With roots in the boat manufacturing industry, Ken Tyler felt there had to be a better way to fabricate composite parts than the mostly manual, labor-intensive methods practiced throughout his industry. With some experience in 3D printing, he built a prototype 3D printing machine based on UV curing, proved its feasibility as a means to rapidly manufacture composite shapes and parts with a variety of continuous-fiber reinforcements (glass, Kevlar and carbon fibers), and led a patent on the process in 2012. Tyler says the technology, called continuous scaled manufacturing (CSM), is past the proof-of-concept stage and his company, Continuous Composites (Coeur d’Alene, ID, US), is exploring fully commercial applications in a variety of markets.
Having improved the process to print with 8- and 16-channel “extrusion” nozzles, Tyler says the technology is currently capable of printing at speeds up to 120 inches/minute, with an upper potential speed, based on the UV-curable resin’s demonstrated cure rate, of 1,200 inches/min. The resin, a thermoset acrylate, has a post-cure, glass transition temperature (Tg) of more than 300°C and a strength modulus of 1,400 MPa.
Compared with conventional composites fabrication methods, the CSM 3D printing process offers several unique attributes. One is the ability to easily make parts with functional materials, such as copper wire and fiber-optics, interspersed throughout the matrix along with the fiber reinforcements. In one demonstration project, the company printed a functional heater, comprising a single filament of nichrome wire embedded in a layer of fiberglass with another layer of fiberglass printed over it. Such heaters eventually could be used for de-icing wind turbine blades or aircraft wings. Using a similar composite construction with fiber-optics, Tyler says, can turn any part into a “strain gauge,” providing a real-time way of measuring torsional stresses in structural composite parts, which potentially could be used to detect voids and cracks in finished parts.

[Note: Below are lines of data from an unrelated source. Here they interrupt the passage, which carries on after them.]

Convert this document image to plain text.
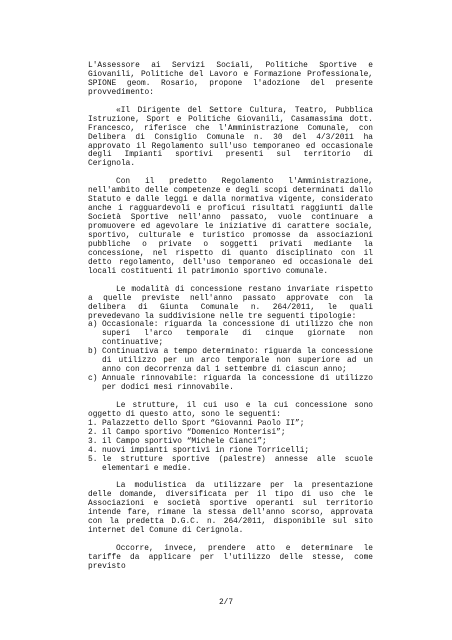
L'Assessore ai Servizi Sociali, Politiche Sportive e Giovanili, Politiche del Lavoro e Formazione Professionale, SPIONE geom. Rosario, propone l'adozione del presente provvedimento:

«Il Dirigente del Settore Cultura, Teatro, Pubblica Istruzione, Sport e Politiche Giovanili, Casamassima dott. Francesco, riferisce che l'Amministrazione Comunale, con Delibera di Consiglio Comunale n. 30 del 4/3/2011 ha approvato il Regolamento sull'uso temporaneo ed occasionale degli Impianti sportivi presenti sul territorio di Cerignola.

Con il predetto Regolamento l'Amministrazione, nell'ambito delle competenze e degli scopi determinati dallo Statuto e dalle leggi e dalla normativa vigente, considerato anche i ragguardevoli e proficui risultati raggiunti dalle Società Sportive nell'anno passato, vuole continuare a promuovere ed agevolare le iniziative di carattere sociale, sportivo, culturale e turistico promosse da associazioni pubbliche o private o soggetti privati mediante la concessione, nel rispetto di quanto disciplinato con il detto regolamento, dell'uso temporaneo ed occasionale dei locali costituenti il patrimonio sportivo comunale.

Le modalità di concessione restano invariate rispetto a quelle previste nell'anno passato approvate con la delibera di Giunta Comunale n. 264/2011, le quali prevedevano la suddivisione nelle tre seguenti tipologie:

a) Occasionale: riguarda la concessione di utilizzo che non superi l'arco temporale di cinque giornate non continuative;
b) Continuativa a tempo determinato: riguarda la concessione di utilizzo per un arco temporale non superiore ad un anno con decorrenza dal 1 settembre di ciascun anno;
c) Annuale rinnovabile: riguarda la concessione di utilizzo per dodici mesi rinnovabile.

Le strutture, il cui uso e la cui concessione sono oggetto di questo atto, sono le seguenti:

1. Palazzetto dello Sport “Giovanni Paolo II”;
2. il Campo sportivo “Domenico Monterisi”;
3. il Campo sportivo “Michele Cianci”;
4. nuovi impianti sportivi in rione Torricelli;
5. le strutture sportive (palestre) annesse alle scuole elementari e medie.

La modulistica da utilizzare per la presentazione delle domande, diversificata per il tipo di uso che le Associazioni e società sportive operanti sul territorio intende fare, rimane la stessa dell'anno scorso, approvata con la predetta D.G.C. n. 264/2011, disponibile sul sito internet del Comune di Cerignola.

Occorre, invece, prendere atto e determinare le tariffe da applicare per l'utilizzo delle stesse, come previsto

2/7
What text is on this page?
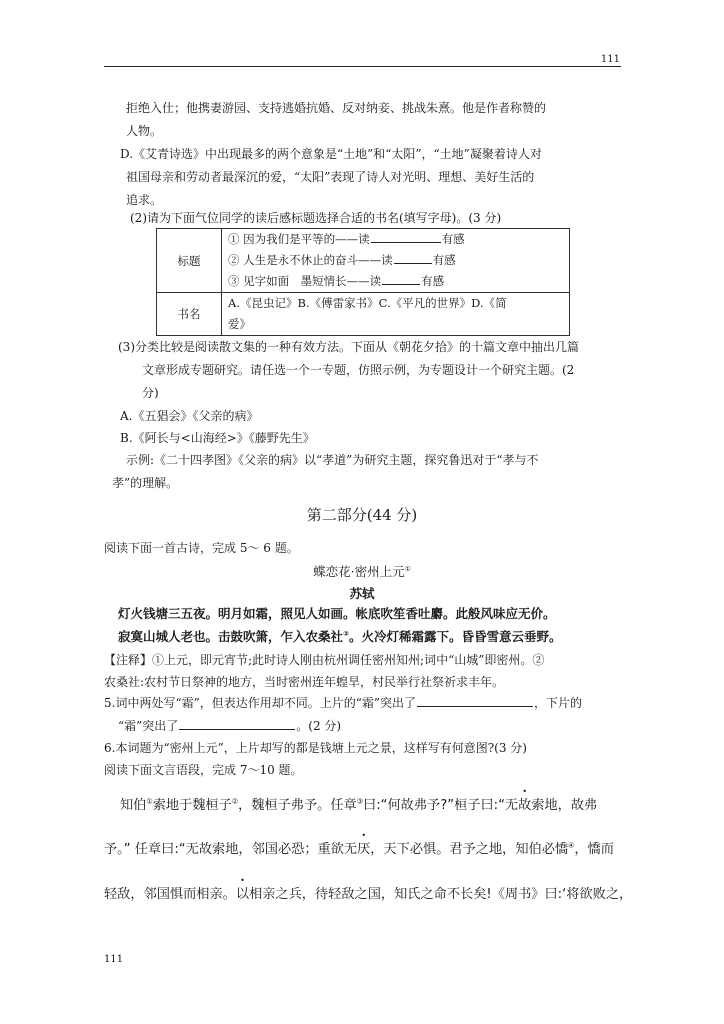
111
拒绝入仕；他携妻游园、支持逃婚抗婚、反对纳妾、挑战朱熹。他是作者称赞的
人物。
D.《艾青诗选》中出现最多的两个意象是“土地”和“太阳”，“土地”凝聚着诗人对
祖国母亲和劳动者最深沉的爱，“太阳”表现了诗人对光明、理想、美好生活的
追求。
(2)请为下面气位同学的读后感标题选择合适的书名(填写字母)。(3 分)
标题	① 因为我们是平等的——读 有感
② 人生是永不休止的奋斗——读 有感
③ 见字如面　墨短情长——读 有感

书名	A.《昆虫记》B.《傅雷家书》C.《平凡的世界》D.《简
爱》
(3)分类比较是阅读散文集的一种有效方法。下面从《朝花夕拾》的十篇文章中抽出几篇
文章形成专题研究。请任选一个一专题，仿照示例，为专题设计一个研究主题。(2
分)
A.《五猖会》《父亲的病》
B.《阿长与<山海经>》《藤野先生》
示例:《二十四孝图》《父亲的病》以“孝道”为研究主题，探究鲁迅对于“孝与不
孝”的理解。
第二部分(44 分)
阅读下面一首古诗，完成 5～ 6 题。
蝶恋花·密州上元①
苏轼
灯火钱塘三五夜。明月如霜，照见人如画。帐底吹笙香吐麝。此般风味应无价。
寂寞山城人老也。击鼓吹箫，乍入农桑社②。火冷灯稀霜露下。昏昏雪意云垂野。
【注释】①上元，即元宵节;此时诗人刚由杭州调任密州知州;词中“山城”即密州。②
农桑社:农村节日祭神的地方，当时密州连年蝗旱，村民举行社祭祈求丰年。
5.词中两处写“霜”，但表达作用却不同。上片的“霜”突出了	，下片的
“霜”突出了	。(2 分)
6.本词题为“密州上元”，上片却写的都是钱塘上元之景，这样写有何意图?(3 分)
阅读下面文言语段，完成 7～10 题。
知伯①索地于魏桓子②，魏桓子弗予。任章③曰:“何故弗予?”桓子曰:“无故索地，故弗
予。” 任章曰:“无故索地，邻国必恐；重欲无厌，天下必惧。君予之地，知伯必憍④，憍而
轻敌，邻国惧而相亲。以相亲之兵，待轻敌之国，知氏之命不长矣!《周书》曰:‘将欲败之，
111
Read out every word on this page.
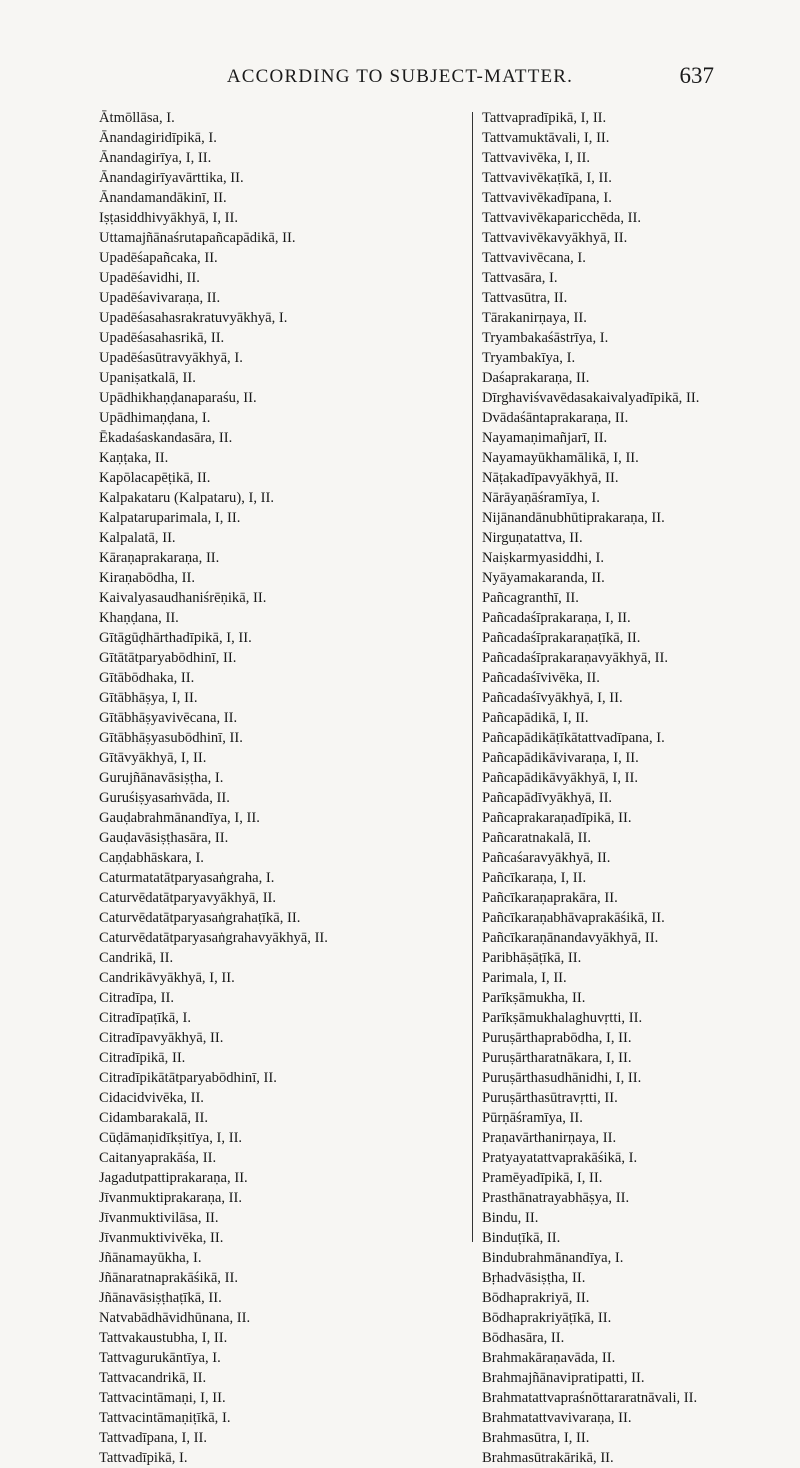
ACCORDING TO SUBJECT-MATTER.	637
Ātmōllāsa, I.
Ānandagiridīpikā, I.
Ānandagirīya, I, II.
Ānandagirīyavārttika, II.
Ānandamandākinī, II.
Iṣṭasiddhivyākhyā, I, II.
Uttamajñānaśrutapañcapādikā, II.
Upadēśapañcaka, II.
Upadēśavidhi, II.
Upadēśavivaraṇa, II.
Upadēśasahasrakratuvyākhyā, I.
Upadēśasahasrikā, II.
Upadēśasūtravyākhyā, I.
Upaniṣatkalā, II.
Upādhikhaṇḍanaparaśu, II.
Upādhimaṇḍana, I.
Ēkadaśaskandasāra, II.
Kaṇṭaka, II.
Kapōlacapēṭikā, II.
Kalpakataru (Kalpataru), I, II.
Kalpataruparimala, I, II.
Kalpalatā, II.
Kāraṇaprakaraṇa, II.
Kiraṇabōdha, II.
Kaivalyasaudhaniśrēṇikā, II.
Khaṇḍana, II.
Gītāgūḍhārthadīpikā, I, II.
Gītātātparyabōdhinī, II.
Gītābōdhaka, II.
Gītābhāṣya, I, II.
Gītābhāṣyavivēcana, II.
Gītābhāṣyasubōdhinī, II.
Gītāvyākhyā, I, II.
Gurujñānavāsiṣṭha, I.
Guruśiṣyasaṁvāda, II.
Gauḍabrahmānandīya, I, II.
Gauḍavāsiṣṭhasāra, II.
Caṇḍabhāskara, I.
Caturmatatātparyasaṅgraha, I.
Caturvēdatātparyavyākhyā, II.
Caturvēdatātparyasaṅgrahaṭīkā, II.
Caturvēdatātparyasaṅgrahavyākhyā, II.
Candrikā, II.
Candrikāvyākhyā, I, II.
Citradīpa, II.
Citradīpaṭīkā, I.
Citradīpavyākhyā, II.
Citradīpikā, II.
Citradīpikātātparyabōdhinī, II.
Cidacidvivēka, II.
Cidambarakalā, II.
Cūḍāmaṇidīkṣitīya, I, II.
Caitanyaprakāśa, II.
Jagadutpattiprakaraṇa, II.
Jīvanmuktiprakaraṇa, II.
Jīvanmuktivilāsa, II.
Jīvanmuktivivēka, II.
Jñānamayūkha, I.
Jñānaratnaprakāśikā, II.
Jñānavāsiṣṭhaṭīkā, II.
Natvabādhāvidhūnana, II.
Tattvakaustubha, I, II.
Tattvagurukāntīya, I.
Tattvacandrikā, II.
Tattvacintāmaṇi, I, II.
Tattvacintāmaṇiṭīkā, I.
Tattvadīpana, I, II.
Tattvadīpikā, I.
Tattvapradīpikā, I, II.
Tattvamuktāvali, I, II.
Tattvavivēka, I, II.
Tattvavivēkaṭīkā, I, II.
Tattvavivēkadīpana, I.
Tattvavivēkaparicchēda, II.
Tattvavivēkavyākhyā, II.
Tattvavivēcana, I.
Tattvasāra, I.
Tattvasūtra, II.
Tārakanirṇaya, II.
Tryambakaśāstrīya, I.
Tryambakīya, I.
Daśaprakaraṇa, II.
Dīrghaviśvavēdasakaivalyadīpikā, II.
Dvādaśāntaprakaraṇa, II.
Nayamaṇimañjarī, II.
Nayamayūkhamālikā, I, II.
Nāṭakadīpavyākhyā, II.
Nārāyaṇāśramīya, I.
Nijānandānubhūtiprakaraṇa, II.
Nirguṇatattva, II.
Naiṣkarmyasiddhi, I.
Nyāyamakaranda, II.
Pañcagranthī, II.
Pañcadaśīprakaraṇa, I, II.
Pañcadaśīprakaraṇaṭīkā, II.
Pañcadaśīprakaraṇavyākhyā, II.
Pañcadaśīvivēka, II.
Pañcadaśīvyākhyā, I, II.
Pañcapādikā, I, II.
Pañcapādikāṭīkātattvadīpana, I.
Pañcapādikāvivaraṇa, I, II.
Pañcapādikāvyākhyā, I, II.
Pañcapādīvyākhyā, II.
Pañcaprakaraṇadīpikā, II.
Pañcaratnakalā, II.
Pañcaśaravyākhyā, II.
Pañcīkaraṇa, I, II.
Pañcīkaraṇaprakāra, II.
Pañcīkaraṇabhāvaprakāśikā, II.
Pañcīkaraṇānandavyākhyā, II.
Paribhāṣāṭīkā, II.
Parimala, I, II.
Parīkṣāmukha, II.
Parīkṣāmukhalaghuvṛtti, II.
Puruṣārthaprabōdha, I, II.
Puruṣārtharatnākara, I, II.
Puruṣārthasudhānidhi, I, II.
Puruṣārthasūtravṛtti, II.
Pūrṇāśramīya, II.
Praṇavārthanirṇaya, II.
Pratyayatattvaprakāśikā, I.
Pramēyadīpikā, I, II.
Prasthānatrayabhāṣya, II.
Bindu, II.
Binduṭīkā, II.
Bindubrahmānandīya, I.
Bṛhadvāsiṣṭha, II.
Bōdhaprakriyā, II.
Bōdhaprakriyāṭīkā, II.
Bōdhasāra, II.
Brahmakāraṇavāda, II.
Brahmajñānavipratipatti, II.
Brahmatattvapraśnōttararatnāvali, II.
Brahmatattvavivaraṇa, II.
Brahmasūtra, I, II.
Brahmasūtrakārikā, II.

Tyler allows that the process will not be able to achieve fiber volumes as high as an autoclave-cured prepreg laminate, but believes once his process is fully commercial, CSM will be competitive with, if not less costly than, common composites manufacturing processes. “We aren’t competing with injection molding, but with other fabrication processes which, for the most part, are time consuming and wasteful.”